Die Stadt im Süden des Landes gilt als Hochburg der Protestbewegung gegen Präsident Baschar Assad. Bereits am vergangenen Montag waren Tausende Soldaten in Daraa einmarschiert und hatten die Stadt weitgehend abgeriegelt.
Unterdessen wurde bekannt, dass die Gewalt in Syrien mittlerweile rund 500 Menschen das Leben gekostet hat. Allein am Freitag seien bei einem Einsatz der Sicherheitskräfte 55 Menschen getötet worden, die meisten von ihnen in der Provinz Daraa, sagte der Menschenrechtsaktivist Mustafa Osso. In der Hauptstadt Damaskus wurden die Bewohner auf Plakaten der Regierung dazu aufgerufen, „zu ihrer eigenen Sicherheit“ zu Hause zu bleiben.
Der UN-Menschenrechtsrat billigte am Freitag Ermittlungen zur blutigen Niederschlagung der Proteste in Syrien.
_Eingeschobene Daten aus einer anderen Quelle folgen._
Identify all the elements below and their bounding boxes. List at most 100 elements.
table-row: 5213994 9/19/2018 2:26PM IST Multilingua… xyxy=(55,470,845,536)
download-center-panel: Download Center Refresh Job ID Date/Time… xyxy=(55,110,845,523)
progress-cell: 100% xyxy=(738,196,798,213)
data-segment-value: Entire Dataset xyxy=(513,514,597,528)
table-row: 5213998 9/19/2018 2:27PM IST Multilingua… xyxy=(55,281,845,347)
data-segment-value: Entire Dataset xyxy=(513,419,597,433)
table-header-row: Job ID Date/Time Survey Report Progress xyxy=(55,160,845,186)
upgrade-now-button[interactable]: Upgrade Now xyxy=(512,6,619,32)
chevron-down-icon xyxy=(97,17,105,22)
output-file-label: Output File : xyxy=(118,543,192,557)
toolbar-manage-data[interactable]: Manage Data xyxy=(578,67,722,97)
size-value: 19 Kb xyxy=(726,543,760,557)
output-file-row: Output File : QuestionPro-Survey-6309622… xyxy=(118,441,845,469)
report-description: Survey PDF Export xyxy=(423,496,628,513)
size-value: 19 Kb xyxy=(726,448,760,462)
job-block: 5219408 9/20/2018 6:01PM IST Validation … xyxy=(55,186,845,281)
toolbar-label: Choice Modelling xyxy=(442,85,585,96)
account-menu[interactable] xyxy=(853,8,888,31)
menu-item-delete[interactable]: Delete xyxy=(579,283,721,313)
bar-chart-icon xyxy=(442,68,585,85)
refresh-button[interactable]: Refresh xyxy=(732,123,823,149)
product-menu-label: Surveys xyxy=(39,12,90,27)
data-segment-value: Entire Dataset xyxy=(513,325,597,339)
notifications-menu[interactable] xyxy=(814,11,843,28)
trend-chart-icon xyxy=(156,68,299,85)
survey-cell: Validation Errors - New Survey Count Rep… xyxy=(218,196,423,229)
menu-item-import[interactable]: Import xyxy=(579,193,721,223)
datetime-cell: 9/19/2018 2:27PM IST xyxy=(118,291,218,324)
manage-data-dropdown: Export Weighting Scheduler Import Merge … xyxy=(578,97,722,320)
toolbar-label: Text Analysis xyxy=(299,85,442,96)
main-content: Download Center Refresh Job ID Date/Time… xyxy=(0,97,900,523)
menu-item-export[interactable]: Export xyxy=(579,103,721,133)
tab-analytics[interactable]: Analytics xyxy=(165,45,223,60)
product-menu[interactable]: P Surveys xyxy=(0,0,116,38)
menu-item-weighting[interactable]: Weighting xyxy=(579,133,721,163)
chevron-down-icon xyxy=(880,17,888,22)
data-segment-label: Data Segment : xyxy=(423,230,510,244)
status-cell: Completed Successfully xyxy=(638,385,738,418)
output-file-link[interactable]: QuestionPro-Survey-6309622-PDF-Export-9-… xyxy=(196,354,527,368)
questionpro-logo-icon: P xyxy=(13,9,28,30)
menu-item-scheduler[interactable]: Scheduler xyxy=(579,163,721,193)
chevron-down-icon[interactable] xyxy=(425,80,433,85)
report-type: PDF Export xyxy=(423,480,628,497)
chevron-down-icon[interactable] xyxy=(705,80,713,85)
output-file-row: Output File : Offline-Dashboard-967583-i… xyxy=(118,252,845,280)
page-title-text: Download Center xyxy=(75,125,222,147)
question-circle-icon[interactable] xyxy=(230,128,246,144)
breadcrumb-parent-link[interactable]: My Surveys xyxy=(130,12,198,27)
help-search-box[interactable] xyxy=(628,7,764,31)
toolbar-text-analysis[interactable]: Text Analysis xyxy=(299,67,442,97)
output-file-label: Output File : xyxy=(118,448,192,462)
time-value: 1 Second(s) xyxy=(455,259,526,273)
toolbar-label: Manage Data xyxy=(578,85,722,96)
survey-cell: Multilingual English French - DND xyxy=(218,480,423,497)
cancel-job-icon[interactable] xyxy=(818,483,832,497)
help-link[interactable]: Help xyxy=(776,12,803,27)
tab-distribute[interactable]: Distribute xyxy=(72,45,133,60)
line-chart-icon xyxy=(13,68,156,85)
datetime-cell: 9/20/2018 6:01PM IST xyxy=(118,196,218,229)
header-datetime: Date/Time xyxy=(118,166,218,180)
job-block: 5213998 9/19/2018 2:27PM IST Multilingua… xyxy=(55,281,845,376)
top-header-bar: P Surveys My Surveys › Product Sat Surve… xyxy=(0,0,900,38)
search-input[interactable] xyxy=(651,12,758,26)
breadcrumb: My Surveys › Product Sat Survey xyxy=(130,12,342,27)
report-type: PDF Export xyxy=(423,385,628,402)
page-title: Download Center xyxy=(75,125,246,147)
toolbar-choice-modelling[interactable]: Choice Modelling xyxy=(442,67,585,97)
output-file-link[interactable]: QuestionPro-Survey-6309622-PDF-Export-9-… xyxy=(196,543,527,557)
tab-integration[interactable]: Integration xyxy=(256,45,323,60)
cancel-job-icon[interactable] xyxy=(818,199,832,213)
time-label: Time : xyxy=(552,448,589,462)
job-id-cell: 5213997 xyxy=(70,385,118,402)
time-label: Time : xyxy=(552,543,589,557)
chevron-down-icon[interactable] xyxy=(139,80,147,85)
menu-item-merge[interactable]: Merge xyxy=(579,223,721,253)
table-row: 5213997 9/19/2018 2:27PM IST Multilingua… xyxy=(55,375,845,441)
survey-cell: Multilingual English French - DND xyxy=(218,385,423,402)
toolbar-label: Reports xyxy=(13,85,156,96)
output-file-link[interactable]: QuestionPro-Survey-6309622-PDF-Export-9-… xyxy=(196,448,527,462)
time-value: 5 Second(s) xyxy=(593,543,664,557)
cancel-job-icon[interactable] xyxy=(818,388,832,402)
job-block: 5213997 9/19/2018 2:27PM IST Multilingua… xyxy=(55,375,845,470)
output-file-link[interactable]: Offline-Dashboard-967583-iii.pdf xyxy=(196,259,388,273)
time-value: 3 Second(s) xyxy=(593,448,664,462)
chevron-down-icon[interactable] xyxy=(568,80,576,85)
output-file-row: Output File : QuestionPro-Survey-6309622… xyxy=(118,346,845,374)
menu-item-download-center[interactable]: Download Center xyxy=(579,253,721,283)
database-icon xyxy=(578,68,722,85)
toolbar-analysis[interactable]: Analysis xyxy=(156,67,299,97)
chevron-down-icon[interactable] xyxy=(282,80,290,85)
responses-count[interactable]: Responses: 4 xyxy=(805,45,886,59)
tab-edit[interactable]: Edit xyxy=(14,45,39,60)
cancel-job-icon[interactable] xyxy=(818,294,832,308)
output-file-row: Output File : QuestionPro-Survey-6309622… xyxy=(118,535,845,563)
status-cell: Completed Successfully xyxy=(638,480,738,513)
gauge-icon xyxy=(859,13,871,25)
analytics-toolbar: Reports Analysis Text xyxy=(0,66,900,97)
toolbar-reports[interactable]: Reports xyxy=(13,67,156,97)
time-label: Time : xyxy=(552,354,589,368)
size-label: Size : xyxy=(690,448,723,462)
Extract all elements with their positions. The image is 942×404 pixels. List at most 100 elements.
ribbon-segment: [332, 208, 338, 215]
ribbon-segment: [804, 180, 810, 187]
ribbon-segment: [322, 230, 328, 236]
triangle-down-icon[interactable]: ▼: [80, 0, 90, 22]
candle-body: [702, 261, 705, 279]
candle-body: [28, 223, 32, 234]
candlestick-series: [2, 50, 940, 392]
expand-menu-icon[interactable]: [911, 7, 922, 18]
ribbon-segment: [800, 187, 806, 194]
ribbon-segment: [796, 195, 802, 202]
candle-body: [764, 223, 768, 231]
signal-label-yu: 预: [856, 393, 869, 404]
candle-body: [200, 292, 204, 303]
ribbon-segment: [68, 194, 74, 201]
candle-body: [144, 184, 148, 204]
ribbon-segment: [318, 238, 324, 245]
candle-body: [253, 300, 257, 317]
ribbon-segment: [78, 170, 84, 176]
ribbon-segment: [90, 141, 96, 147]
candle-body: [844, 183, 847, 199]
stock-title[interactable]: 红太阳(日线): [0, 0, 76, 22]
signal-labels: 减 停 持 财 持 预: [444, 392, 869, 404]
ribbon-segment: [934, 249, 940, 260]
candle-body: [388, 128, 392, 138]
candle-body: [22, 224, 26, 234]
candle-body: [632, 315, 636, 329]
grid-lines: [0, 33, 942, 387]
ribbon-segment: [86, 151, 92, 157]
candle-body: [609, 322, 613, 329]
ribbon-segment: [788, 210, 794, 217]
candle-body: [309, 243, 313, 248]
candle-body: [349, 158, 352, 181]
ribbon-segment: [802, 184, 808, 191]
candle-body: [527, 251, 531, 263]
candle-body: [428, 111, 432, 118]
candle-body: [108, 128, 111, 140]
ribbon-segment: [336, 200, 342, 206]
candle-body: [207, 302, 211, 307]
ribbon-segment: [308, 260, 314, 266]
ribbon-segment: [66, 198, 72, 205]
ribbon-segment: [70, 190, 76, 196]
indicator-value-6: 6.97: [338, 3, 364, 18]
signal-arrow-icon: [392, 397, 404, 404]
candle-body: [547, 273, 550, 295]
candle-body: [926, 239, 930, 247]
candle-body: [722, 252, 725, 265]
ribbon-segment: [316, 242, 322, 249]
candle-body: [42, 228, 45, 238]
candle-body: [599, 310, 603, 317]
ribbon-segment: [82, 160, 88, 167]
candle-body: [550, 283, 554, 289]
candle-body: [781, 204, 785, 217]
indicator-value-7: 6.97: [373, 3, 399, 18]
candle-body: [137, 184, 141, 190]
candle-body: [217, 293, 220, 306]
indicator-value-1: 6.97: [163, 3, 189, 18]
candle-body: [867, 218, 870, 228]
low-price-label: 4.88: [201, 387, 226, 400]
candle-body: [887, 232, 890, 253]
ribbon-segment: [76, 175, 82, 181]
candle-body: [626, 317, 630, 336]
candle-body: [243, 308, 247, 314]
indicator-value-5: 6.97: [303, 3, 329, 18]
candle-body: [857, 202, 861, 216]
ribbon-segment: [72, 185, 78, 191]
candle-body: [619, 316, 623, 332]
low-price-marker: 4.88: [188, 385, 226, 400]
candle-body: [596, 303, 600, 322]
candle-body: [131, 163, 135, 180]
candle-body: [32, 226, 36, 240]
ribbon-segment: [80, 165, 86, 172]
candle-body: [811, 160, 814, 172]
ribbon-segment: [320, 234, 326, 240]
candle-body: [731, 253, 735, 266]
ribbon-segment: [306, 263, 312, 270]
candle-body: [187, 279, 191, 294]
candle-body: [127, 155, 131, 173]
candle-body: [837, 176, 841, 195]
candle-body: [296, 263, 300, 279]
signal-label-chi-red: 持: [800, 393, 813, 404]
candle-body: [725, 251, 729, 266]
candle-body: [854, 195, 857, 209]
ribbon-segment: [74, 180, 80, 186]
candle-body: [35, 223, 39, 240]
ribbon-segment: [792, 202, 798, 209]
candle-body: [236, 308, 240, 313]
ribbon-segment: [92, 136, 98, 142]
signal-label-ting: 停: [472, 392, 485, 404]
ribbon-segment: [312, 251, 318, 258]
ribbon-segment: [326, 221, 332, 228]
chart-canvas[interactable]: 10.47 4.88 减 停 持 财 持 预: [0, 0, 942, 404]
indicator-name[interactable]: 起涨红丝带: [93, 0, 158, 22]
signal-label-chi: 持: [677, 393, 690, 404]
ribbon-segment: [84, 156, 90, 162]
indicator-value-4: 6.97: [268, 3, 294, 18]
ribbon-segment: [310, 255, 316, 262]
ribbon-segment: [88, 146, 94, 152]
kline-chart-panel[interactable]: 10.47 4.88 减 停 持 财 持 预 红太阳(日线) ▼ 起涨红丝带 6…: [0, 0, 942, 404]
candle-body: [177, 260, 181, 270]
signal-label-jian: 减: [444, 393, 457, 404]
Zudem wurde die Regierung in Damaskus aufgefordert, umgehend alle politischen Gefangenen freizulassen und die Beschränkungen für Journalisten und das Internet aufzuheben.
Die EU brachte derweil Sanktionen gegen das syrische Regime auf den Weg. Die Botschafter der Mitgliedsstaaten gaben grünes Licht für Strafmaßnahmen gegen Präsident Assad und seine Gefolgsleute, wie aus Diplomatenkreisen in Brüssel verlautete. Damit soll der Druck auf Damaskus erhöht werden, die blutige Niederschlagung der Demonstrationen zu beenden.